DTrace aborts on Opteron machines
If you are using dual-core Sun x4100 M2 or X4200 M2 servers and Solaris 10u3 or earlier, you will almost definitely get errors when trying to run DTrace where it aborts almost instantly. You are hitting:
bug id 6507659 tsc differences between CPU’s give dtrace_gethrtime() serious problems
The workaround (-w option) is mentioned in the ticket, but that also disables DTrace safety features, so use caution. If you are on Solaris 10u4 (aka 2008/07) or patched to 120012-14, you should be fine and won’t need the workaround.
Which probes are safe for production?
Probe effect is almost entirely a function of how often they get called.

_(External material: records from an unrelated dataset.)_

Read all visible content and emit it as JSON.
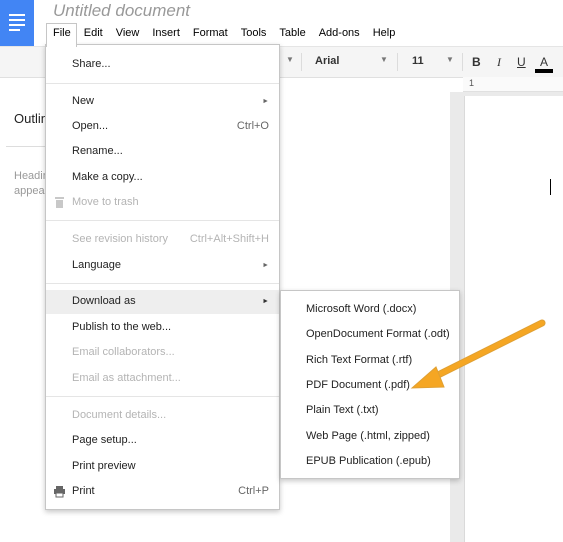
{
  "document": {
    "title": "Untitled document"
  },
  "menubar": [
    "File",
    "Edit",
    "View",
    "Insert",
    "Format",
    "Tools",
    "Table",
    "Add-ons",
    "Help"
  ],
  "toolbar": {
    "font": "Arial",
    "font_size": "11",
    "bold": "B",
    "italic": "I",
    "underline": "U",
    "text_color": "A",
    "ruler_number": "1"
  },
  "sidebar": {
    "outline_title": "Outlin",
    "hint_line1": "Headin",
    "hint_line2": "appea"
  },
  "file_menu": {
    "share": "Share...",
    "new": "New",
    "open": "Open...",
    "open_shortcut": "Ctrl+O",
    "rename": "Rename...",
    "make_copy": "Make a copy...",
    "move_to_trash": "Move to trash",
    "revision_history": "See revision history",
    "revision_shortcut": "Ctrl+Alt+Shift+H",
    "language": "Language",
    "download_as": "Download as",
    "publish": "Publish to the web...",
    "email_collaborators": "Email collaborators...",
    "email_attachment": "Email as attachment...",
    "document_details": "Document details...",
    "page_setup": "Page setup...",
    "print_preview": "Print preview",
    "print": "Print",
    "print_shortcut": "Ctrl+P"
  },
  "download_submenu": [
    "Microsoft Word (.docx)",
    "OpenDocument Format (.odt)",
    "Rich Text Format (.rtf)",
    "PDF Document (.pdf)",
    "Plain Text (.txt)",
    "Web Page (.html, zipped)",
    "EPUB Publication (.epub)"
  ],
  "colors": {
    "brand": "#4285f4",
    "highlight": "#eeeeee",
    "annotation_arrow": "#f5a623"
  }
}
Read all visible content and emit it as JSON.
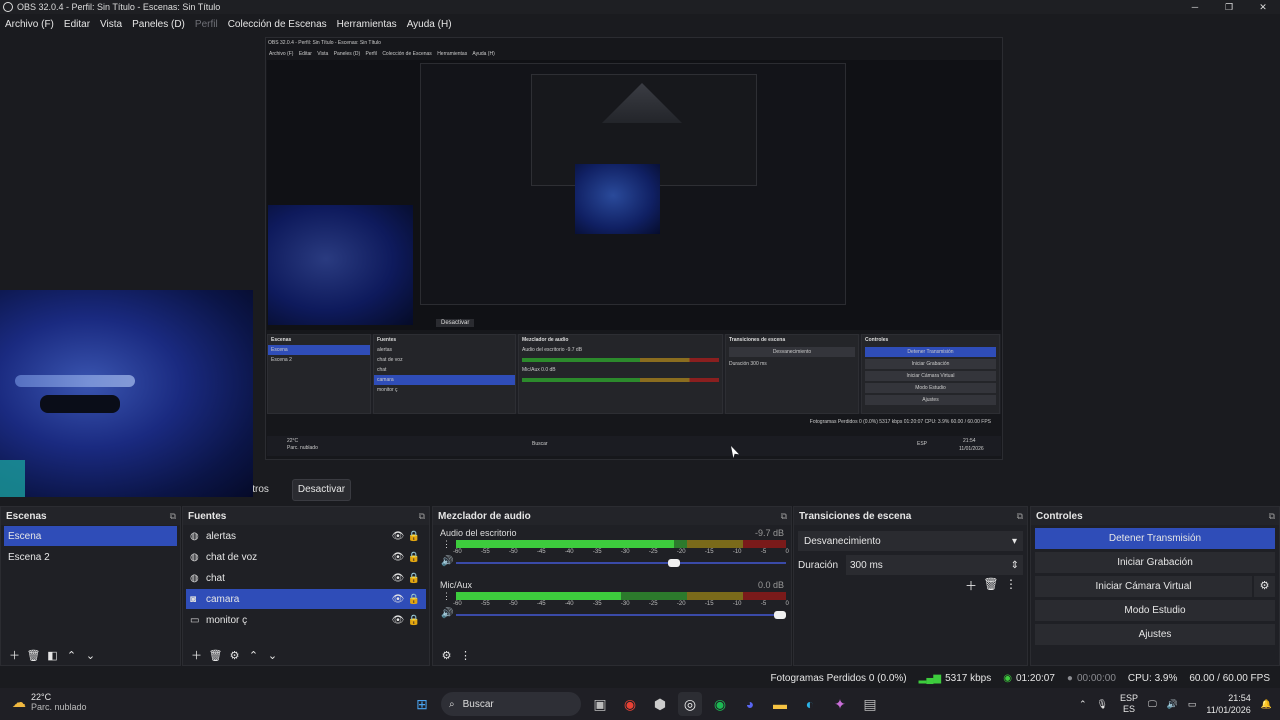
{
  "window": {
    "title": "OBS 32.0.4 - Perfil: Sin Título - Escenas: Sin Título",
    "minimize": "─",
    "maximize": "❐",
    "close": "✕"
  },
  "menu": [
    "Archivo (F)",
    "Editar",
    "Vista",
    "Paneles (D)",
    "Perfil",
    "Colección de Escenas",
    "Herramientas",
    "Ayuda (H)"
  ],
  "nested_preview": {
    "title": "OBS 32.0.4 - Perfil: Sin Título - Escenas: Sin Título",
    "menu": [
      "Archivo (F)",
      "Editar",
      "Vista",
      "Paneles (D)",
      "Perfil",
      "Colección de Escenas",
      "Herramientas",
      "Ayuda (H)"
    ],
    "deactivate": "Desactivar",
    "filters_partial": "ltros",
    "panels": {
      "scenes": "Escenas",
      "sources": "Fuentes",
      "mixer": "Mezclador de audio",
      "transitions": "Transiciones de escena",
      "controls": "Controles"
    },
    "scene_items": [
      "Escena",
      "Escena 2"
    ],
    "source_items": [
      "alertas",
      "chat de voz",
      "chat",
      "camara",
      "monitor ç"
    ],
    "mixer_desktop": "Audio del escritorio",
    "mixer_mic": "Mic/Aux",
    "mixer_desktop_db": "-9.7 dB",
    "mixer_mic_db": "0.0 dB",
    "transition_select": "Desvanecimiento",
    "duration_label": "Duración",
    "duration_value": "300 ms",
    "controls": [
      "Detener Transmisión",
      "Iniciar Grabación",
      "Iniciar Cámara Virtual",
      "Modo Estudio",
      "Ajustes"
    ],
    "status": "Fotogramas Perdidos 0 (0.0%)   5317 kbps   01:20:07   CPU: 3.9%   60.00 / 60.00 FPS",
    "taskbar_temp": "22°C",
    "taskbar_weather": "Parc. nublado",
    "taskbar_search": "Buscar",
    "taskbar_lang": "ESP",
    "taskbar_time": "21:54",
    "taskbar_date": "11/01/2026"
  },
  "preview_buttons": {
    "filters_partial": "ltros",
    "deactivate": "Desactivar"
  },
  "scenes": {
    "header": "Escenas",
    "items": [
      "Escena",
      "Escena 2"
    ],
    "selected": "Escena"
  },
  "sources": {
    "header": "Fuentes",
    "items": [
      {
        "label": "alertas",
        "icon": "globe-icon"
      },
      {
        "label": "chat de voz",
        "icon": "globe-icon"
      },
      {
        "label": "chat",
        "icon": "globe-icon"
      },
      {
        "label": "camara",
        "icon": "camera-icon"
      },
      {
        "label": "monitor ç",
        "icon": "monitor-icon"
      }
    ],
    "selected": "camara"
  },
  "mixer": {
    "header": "Mezclador de audio",
    "channels": [
      {
        "name": "Audio del escritorio",
        "db": "-9.7 dB",
        "level": 0.66,
        "volume": 0.68
      },
      {
        "name": "Mic/Aux",
        "db": "0.0 dB",
        "level": 0.5,
        "volume": 1.0
      }
    ],
    "ticks": [
      "-60",
      "-55",
      "-50",
      "-45",
      "-40",
      "-35",
      "-30",
      "-25",
      "-20",
      "-15",
      "-10",
      "-5",
      "0"
    ]
  },
  "transitions": {
    "header": "Transiciones de escena",
    "selected": "Desvanecimiento",
    "duration_label": "Duración",
    "duration_value": "300 ms"
  },
  "controls": {
    "header": "Controles",
    "stop_stream": "Detener Transmisión",
    "start_recording": "Iniciar Grabación",
    "start_virtual_cam": "Iniciar Cámara Virtual",
    "studio_mode": "Modo Estudio",
    "settings": "Ajustes"
  },
  "status": {
    "dropped_frames": "Fotogramas Perdidos 0 (0.0%)",
    "bitrate": "5317 kbps",
    "stream_time": "01:20:07",
    "record_time": "00:00:00",
    "cpu": "CPU: 3.9%",
    "fps": "60.00 / 60.00 FPS"
  },
  "taskbar": {
    "temperature": "22°C",
    "weather": "Parc. nublado",
    "search": "Buscar",
    "lang_top": "ESP",
    "lang_bottom": "ES",
    "time": "21:54",
    "date": "11/01/2026"
  },
  "colors": {
    "accent": "#2f4db8",
    "background": "#1a1b1f",
    "panel": "#1f2025",
    "meter_green": "#3dcc3d"
  }
}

The presenter mentioned that using the syscall, io, and profile providers are almost always fine in production. He did mention that he would not recommend using the pid provider in most cases on a busy process in production, although the the only affect will be slowing the specific traced process down.
DTrace Toolkit
I really wanted to emphasize how good I think this collection of scripts/examples are. I consider it to be almost like the SE Toolkit of the DTrace world. Even if you have no desire to wade through the DTrace docs, or don’t consider yourself much of a scripter, take a look at the DTrace Toolkit and try running some of the examples.